Claiborne is moving rapidly to protect its turf in its most important market with the launch next week of Realities, the fourth better line it has added in as many years. The line brings with it a familiar name — Realities was one of the firm’s most successful fragrances. It also heralds a new way for the vendor to conduct business that promises more flexibility and collaboration with retailers at a time when department stores are demanding greater product innovation and are stepping up their own private brand programs to get it.
“The product has to be brilliant,” said Angela Ahrendts, executive vice president of the firm. “That’s the price of entry. It has to fill a niche. It’s going to do that, but the [retail] ceo’s are just as interested in how we’re going to do it differently for them and that’s the new business model.”
Ahrendts and executive vice president Trudy Sullivan discussed Claiborne’s approach to the better market in an interview with WWD at the firm’s headquarters here last week. Together with chairman and chief executive Paul Charron, Sullivan and Ahrendts set the firm’s strategic direction.
While Realities has been in the works for some time, the transition of the Lauren by Ralph Lauren license from Jones Apparel Group to Polo Ralph Lauren Corp. in early June prompted Claiborne to move up the launch date to September from November and to go with a soft launch in the spring to, as Ahrendts noted, “take advantage of the market dynamics.”
The company’s better roots run deep.
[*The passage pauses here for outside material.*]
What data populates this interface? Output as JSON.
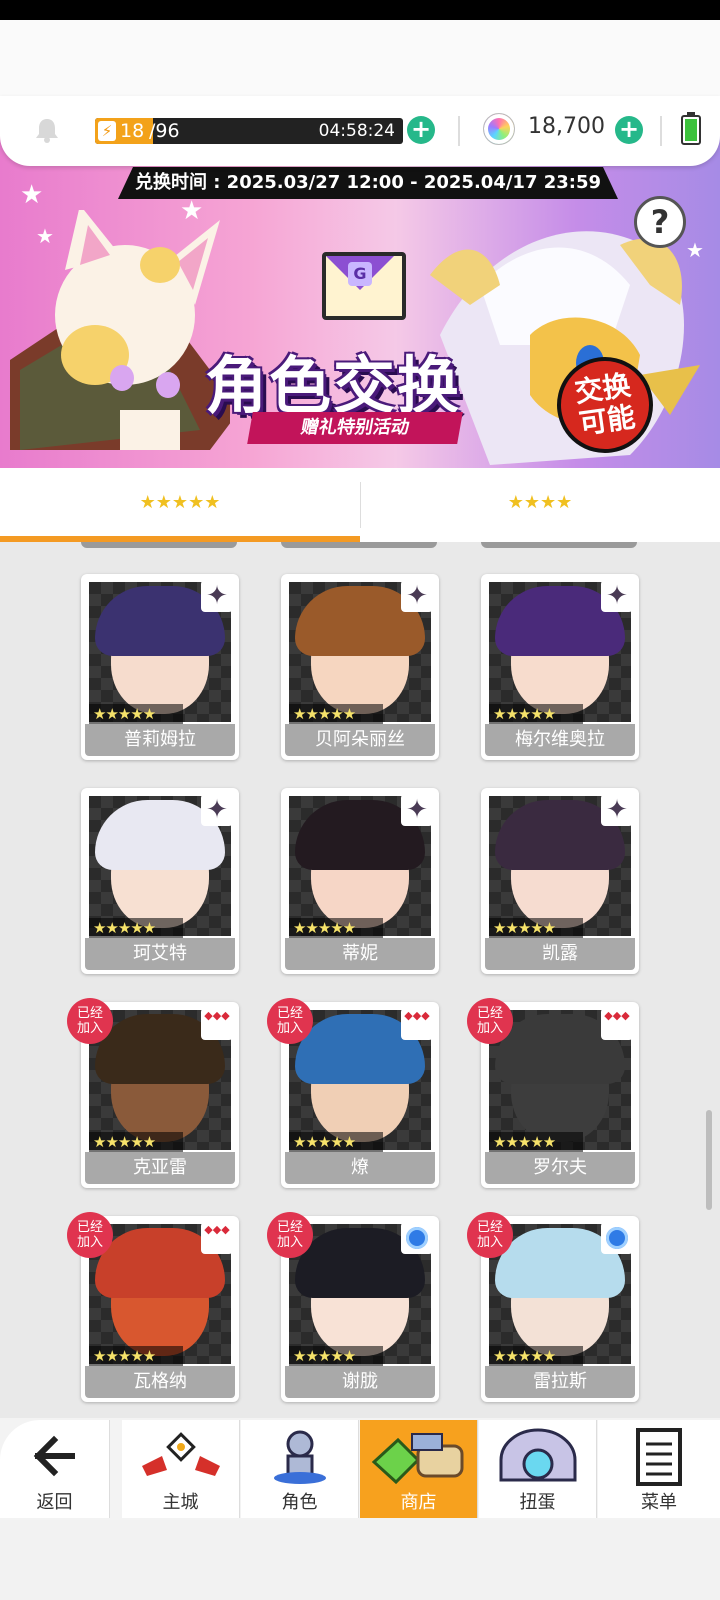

In addition to starting out in the zone, Claiborne now derives nearly half of its $3.72 billion in annual sales from products sold at better price points. By comparison, Jones derived 37.7 percent of its $4.34 billion in revenues last year from sales in the zone.
Key to the firm’s new approach is its flexibility. Claiborne is looking to work with retailers to make everything as easy as possible and to serve chains’ individual needs.